Am I supposed to have an effect instance per mesh that instantiate once and apply every time mesh is rendered?

In a lot of tutorials I see lines like these:

foreach(EffectPass pass in basicEffect.CurrentTechnique.Passes)
 {
     pass.Apply();
     GraphicsDevice.DrawPrimitives(PrimitiveType.TriangleList, 0, 3);
 }

Which lead me to believe that the right way to draw a 3d mesh is the following:

  1. Create an effect (instance can be made once in constructor and reused).
  2. Update its world & projection matrix.
  3. Iterate its passes and draw the mesh vertices.

For example, I wrote a 3d cube class with a Draw() function that looks something like this:

        _effect.World = _world;
        device.SetVertexBuffer(_shapeBuffer);

        foreach (EffectPass pass in _effect.CurrentTechnique.Passes)
        {
            pass.Apply();
            device.DrawPrimitives(PrimitiveType.TriangleList, 0, NUM_TRIANGLES);
        }

But is this the appropriate way to use effects? I’m asking because the code above seem to load the effect shaders to the GPU per object, so if I have 1000 cubes I will be uploading the shaders 1000 times? Does it make sense to work like that?

And if the answer is yes, eg it make sense to apply effect x passes per object, will I get any performance boost from grouping together objects that share the same effects, even if I apply the passes for every render anyway? And is it smart to keep the same effect instance alive and reuse it as long as the object live, or better to just create it before rendering and toss it after?
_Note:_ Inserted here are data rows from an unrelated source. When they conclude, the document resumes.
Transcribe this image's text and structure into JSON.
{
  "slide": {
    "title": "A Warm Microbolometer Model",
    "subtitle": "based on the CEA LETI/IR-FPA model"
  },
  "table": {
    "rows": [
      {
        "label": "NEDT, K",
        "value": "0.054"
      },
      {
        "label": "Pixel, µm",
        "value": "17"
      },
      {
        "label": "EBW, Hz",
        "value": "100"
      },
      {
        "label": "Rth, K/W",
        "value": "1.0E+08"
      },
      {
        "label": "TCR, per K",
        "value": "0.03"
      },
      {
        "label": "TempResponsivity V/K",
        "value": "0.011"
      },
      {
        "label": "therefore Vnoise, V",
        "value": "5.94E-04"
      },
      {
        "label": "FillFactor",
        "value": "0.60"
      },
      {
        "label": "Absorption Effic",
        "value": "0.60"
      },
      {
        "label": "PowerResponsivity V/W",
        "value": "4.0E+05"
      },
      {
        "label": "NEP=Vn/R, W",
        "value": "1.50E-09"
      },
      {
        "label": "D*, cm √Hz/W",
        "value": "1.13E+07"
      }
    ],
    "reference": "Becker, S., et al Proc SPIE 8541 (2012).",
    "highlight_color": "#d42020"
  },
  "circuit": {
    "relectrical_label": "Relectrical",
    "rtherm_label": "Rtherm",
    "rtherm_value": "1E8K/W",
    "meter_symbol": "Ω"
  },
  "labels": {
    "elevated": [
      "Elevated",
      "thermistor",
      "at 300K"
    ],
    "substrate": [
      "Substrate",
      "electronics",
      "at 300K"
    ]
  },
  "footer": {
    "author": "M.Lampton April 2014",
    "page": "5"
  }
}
In general if there are thumb rules of whats the right way to use effects with multiple objects in MonoGame I’d love to hear more…

Thanks,

This is incorrect. The shader is uploaded to the GPU on creation. Applying the pass lets the graphical backend know what shaders it should use on the next draw (by settings GraphicsDevice.VertexShader and .PixelShader)
and applies the render state. Source: https://github.com/MonoGame/MonoGame/blob/develop/MonoGame.Framework/Graphics/Effect/EffectPass.cs#L63

It will be better for performance if you minimize render state changes, so grouping stuff makes sense. MonoGame caches a lot of the render state, so if you reapply the same state it will probably not interact with the GPU.

Reuse it, definitely. You don’t want the effect to be destroyed and recreated (e.g. sent to the GPU) every frame.

Great explanation, thanks!

So just to be sure I understand…

So if I create 1000 objects, and each one of them got his own effect instance, MonoGame will upload the shaders only once (when the first object and his effect are created) and when rendering the object and applying the pass all it will do is tell the GPU which shader to use?